World Health Organisation chief Tedros Adhanom Ghebreyesus on Monday called on countries to invest in public health and said the world must be better prepared for the next pandemic.
‘This will not be the last pandemic,’ he warned.
At a news conference in Geneva, he said history taught us that outbreaks and pandemics were a fact of life. ‘But when the next pandemic comes, the world must be ready — more ready than it was this time,’ he said, according to a WHO statement.
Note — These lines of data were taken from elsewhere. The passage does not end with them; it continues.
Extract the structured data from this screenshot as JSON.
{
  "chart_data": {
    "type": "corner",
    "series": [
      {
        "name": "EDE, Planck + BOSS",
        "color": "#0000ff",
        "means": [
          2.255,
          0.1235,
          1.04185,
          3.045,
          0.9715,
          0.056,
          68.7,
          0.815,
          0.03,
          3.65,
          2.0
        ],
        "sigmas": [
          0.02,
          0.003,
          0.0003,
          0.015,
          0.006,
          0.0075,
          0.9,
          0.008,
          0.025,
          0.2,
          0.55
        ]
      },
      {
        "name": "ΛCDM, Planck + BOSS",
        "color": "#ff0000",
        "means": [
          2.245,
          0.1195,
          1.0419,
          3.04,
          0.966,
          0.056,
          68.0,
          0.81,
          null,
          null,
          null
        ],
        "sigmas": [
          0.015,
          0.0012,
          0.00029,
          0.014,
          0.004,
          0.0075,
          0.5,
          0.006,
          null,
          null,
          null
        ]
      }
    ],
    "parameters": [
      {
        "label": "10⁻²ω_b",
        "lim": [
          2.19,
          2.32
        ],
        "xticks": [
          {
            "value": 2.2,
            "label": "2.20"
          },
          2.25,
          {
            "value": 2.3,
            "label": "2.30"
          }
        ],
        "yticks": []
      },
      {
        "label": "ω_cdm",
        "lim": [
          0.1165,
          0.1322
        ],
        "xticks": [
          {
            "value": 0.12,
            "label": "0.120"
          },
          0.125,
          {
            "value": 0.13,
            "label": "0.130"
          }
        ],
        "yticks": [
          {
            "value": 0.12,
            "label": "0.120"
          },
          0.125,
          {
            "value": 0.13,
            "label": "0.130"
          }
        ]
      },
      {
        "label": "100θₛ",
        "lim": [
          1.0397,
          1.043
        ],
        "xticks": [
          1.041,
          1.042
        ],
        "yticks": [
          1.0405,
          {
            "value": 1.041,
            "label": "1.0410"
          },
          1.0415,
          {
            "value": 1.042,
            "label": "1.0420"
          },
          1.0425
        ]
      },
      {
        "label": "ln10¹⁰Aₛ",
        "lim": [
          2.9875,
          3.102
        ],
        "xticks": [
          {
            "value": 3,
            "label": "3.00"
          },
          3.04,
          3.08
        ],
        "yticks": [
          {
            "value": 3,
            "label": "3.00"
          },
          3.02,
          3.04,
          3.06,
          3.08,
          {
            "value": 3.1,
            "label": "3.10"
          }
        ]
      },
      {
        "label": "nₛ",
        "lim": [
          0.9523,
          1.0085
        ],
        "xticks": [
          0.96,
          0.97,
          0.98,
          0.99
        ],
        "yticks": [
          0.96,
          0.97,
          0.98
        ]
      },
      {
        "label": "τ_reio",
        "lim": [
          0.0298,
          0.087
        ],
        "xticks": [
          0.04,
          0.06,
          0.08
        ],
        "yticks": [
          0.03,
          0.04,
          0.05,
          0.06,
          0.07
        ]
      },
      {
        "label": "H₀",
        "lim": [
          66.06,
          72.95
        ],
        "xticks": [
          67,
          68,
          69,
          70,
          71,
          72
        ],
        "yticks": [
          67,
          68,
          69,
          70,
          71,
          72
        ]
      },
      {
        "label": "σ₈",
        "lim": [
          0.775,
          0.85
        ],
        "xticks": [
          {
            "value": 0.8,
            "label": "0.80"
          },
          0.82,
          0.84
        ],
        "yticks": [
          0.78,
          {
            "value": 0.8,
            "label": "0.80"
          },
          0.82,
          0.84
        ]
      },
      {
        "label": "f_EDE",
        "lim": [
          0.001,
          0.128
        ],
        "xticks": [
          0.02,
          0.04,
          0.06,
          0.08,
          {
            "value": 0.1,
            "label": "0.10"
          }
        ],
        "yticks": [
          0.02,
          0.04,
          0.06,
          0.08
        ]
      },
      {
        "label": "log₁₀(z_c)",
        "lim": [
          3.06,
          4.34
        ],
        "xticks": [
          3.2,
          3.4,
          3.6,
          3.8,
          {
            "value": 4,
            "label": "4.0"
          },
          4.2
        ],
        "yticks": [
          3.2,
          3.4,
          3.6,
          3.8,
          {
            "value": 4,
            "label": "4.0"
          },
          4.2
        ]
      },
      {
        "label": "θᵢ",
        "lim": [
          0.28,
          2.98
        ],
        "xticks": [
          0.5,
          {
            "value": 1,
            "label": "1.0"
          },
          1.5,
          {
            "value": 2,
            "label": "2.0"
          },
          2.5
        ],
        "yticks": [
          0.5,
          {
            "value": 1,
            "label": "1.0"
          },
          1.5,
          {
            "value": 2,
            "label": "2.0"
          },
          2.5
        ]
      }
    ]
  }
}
COVID-19 is teaching all of us many lessons. One of them is that health is not a luxury item for those who can afford it; it’s a necessity, and a human right. Public health is the foundation of social, economic and political stability. That means investing in population-based services for preventing, detecting and responding to disease, he said.
In recent years, many countries have made enormous advances in medicine, but too many have neglected their basic public health systems, which are the foundation for responding to infectious disease outbreaks.
Part of every country’s commitment to building back better must therefore be to invest in public health, as an investment in a healthier and safer future, said the WHO chief.
Many countries had done well because they learned lessons from previous outbreaks of SARS, MERS, measles, polio, Ebola, flu and other diseases, said Tedros.
The global COVID-19 death toll has been reached to 891,240, according to the latest tally from the John Hopkins University.
Besides, the number of confirmed coronavirus cases has recorded 27,254,716.